During the year that I spent in Jerusalem, at the Schechter Institute as part of my rabbinical studies, in 2000-2001, I learned that Schechter – the Masorti Movement’s academic institution in Israel – prides itself on the seriousness with which it approaches halakhah (Jewish law). I am surprised, then, to see the Schechter administration act in direct contradiction of halakhah.
A few weeks ago, the Schechter faculty returned to work from a partial, week-long strike after contract negotiations between employees and the administration broke down. A year earlier, the institution had unilaterally imposed pay cuts of 5-11 percent on employees, citing these measures as a necessary response to the financial crisis and more specifically, the death of the institution’s largest donor.

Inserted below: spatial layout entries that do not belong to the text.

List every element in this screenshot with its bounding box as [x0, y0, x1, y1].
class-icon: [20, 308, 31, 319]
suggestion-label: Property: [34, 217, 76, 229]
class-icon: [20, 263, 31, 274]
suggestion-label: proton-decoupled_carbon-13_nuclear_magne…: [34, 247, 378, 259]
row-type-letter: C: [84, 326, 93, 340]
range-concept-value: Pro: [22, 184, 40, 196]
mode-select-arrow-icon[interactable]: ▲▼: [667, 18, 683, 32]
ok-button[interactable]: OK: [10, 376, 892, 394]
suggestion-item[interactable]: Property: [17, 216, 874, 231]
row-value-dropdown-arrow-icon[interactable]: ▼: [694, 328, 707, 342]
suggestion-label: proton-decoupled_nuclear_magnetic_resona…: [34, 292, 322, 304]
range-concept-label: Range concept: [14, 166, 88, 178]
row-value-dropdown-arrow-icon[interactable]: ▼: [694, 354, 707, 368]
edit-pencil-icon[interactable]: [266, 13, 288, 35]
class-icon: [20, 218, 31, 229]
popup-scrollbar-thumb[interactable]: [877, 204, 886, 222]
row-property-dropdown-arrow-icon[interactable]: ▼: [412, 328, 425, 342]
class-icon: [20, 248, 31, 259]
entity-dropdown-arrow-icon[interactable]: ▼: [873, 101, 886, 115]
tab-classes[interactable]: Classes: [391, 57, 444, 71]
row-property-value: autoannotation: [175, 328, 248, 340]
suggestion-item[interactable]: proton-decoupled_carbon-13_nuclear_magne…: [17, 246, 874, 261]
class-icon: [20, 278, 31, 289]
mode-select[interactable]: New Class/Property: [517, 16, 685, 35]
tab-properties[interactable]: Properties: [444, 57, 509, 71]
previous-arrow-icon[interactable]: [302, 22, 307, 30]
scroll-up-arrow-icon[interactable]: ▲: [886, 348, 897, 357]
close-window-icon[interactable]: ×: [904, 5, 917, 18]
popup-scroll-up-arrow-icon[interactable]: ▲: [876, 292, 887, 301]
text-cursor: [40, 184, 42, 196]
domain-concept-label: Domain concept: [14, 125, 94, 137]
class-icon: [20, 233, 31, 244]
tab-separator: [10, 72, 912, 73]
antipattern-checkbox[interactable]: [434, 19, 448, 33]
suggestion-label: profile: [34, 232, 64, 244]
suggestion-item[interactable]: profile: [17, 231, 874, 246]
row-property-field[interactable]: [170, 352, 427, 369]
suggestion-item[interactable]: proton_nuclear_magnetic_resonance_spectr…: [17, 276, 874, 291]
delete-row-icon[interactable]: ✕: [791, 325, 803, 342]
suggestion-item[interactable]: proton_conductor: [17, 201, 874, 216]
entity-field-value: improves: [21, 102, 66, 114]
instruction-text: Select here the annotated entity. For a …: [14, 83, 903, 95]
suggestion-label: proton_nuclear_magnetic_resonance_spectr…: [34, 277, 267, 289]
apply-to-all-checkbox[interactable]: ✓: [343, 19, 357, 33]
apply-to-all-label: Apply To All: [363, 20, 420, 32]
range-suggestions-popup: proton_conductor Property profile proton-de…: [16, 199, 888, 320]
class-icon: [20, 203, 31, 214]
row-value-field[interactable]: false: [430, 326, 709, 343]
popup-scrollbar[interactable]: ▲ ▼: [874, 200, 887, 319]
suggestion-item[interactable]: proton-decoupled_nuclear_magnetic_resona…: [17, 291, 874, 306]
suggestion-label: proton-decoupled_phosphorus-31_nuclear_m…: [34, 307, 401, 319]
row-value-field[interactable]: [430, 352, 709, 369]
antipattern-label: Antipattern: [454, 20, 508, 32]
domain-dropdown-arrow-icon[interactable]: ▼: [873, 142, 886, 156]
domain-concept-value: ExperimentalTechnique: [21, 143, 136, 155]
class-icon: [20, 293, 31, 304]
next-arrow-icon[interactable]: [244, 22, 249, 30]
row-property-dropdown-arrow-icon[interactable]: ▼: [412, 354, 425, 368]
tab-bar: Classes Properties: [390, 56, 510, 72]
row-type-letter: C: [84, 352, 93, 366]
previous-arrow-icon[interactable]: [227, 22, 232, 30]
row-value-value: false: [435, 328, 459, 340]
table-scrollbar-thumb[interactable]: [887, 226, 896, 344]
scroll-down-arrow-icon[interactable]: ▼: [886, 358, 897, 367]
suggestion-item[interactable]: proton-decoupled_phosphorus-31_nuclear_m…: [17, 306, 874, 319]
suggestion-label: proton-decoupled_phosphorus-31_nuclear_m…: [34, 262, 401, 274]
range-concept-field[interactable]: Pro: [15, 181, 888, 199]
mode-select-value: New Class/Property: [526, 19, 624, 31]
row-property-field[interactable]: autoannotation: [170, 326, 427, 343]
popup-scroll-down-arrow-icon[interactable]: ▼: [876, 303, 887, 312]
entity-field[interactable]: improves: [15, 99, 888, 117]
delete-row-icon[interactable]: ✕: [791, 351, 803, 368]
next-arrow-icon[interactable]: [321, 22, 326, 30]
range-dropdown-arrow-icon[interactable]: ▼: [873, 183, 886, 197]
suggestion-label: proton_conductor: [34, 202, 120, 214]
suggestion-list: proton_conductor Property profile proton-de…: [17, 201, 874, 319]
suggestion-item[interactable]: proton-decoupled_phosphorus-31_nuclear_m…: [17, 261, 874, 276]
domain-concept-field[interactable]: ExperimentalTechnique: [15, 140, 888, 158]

Even while cutting employees’ pay, the institution continued with the construction of new academic buildings in Jerusalem and Tel Aviv. After the cuts, employees decided to organize a union.
According to Dr. Paul Mandel, a faculty member and union leader, Schechter did everything possible to stop the union. When employees sought to gather employee signatures to form a union, they used an employee list provided by the administration. But when they reported that they had reached the necessary percentage to form a union, Schechter produced new employee lists with names of former workers who were no longer on the payroll. The administration also publicly disparaged the union in an effort to dissuade employees from joining. And once the union was formed, Schechter allegedly paid tens of thousands of shekels per month to an consulting firm charged with breaking the union.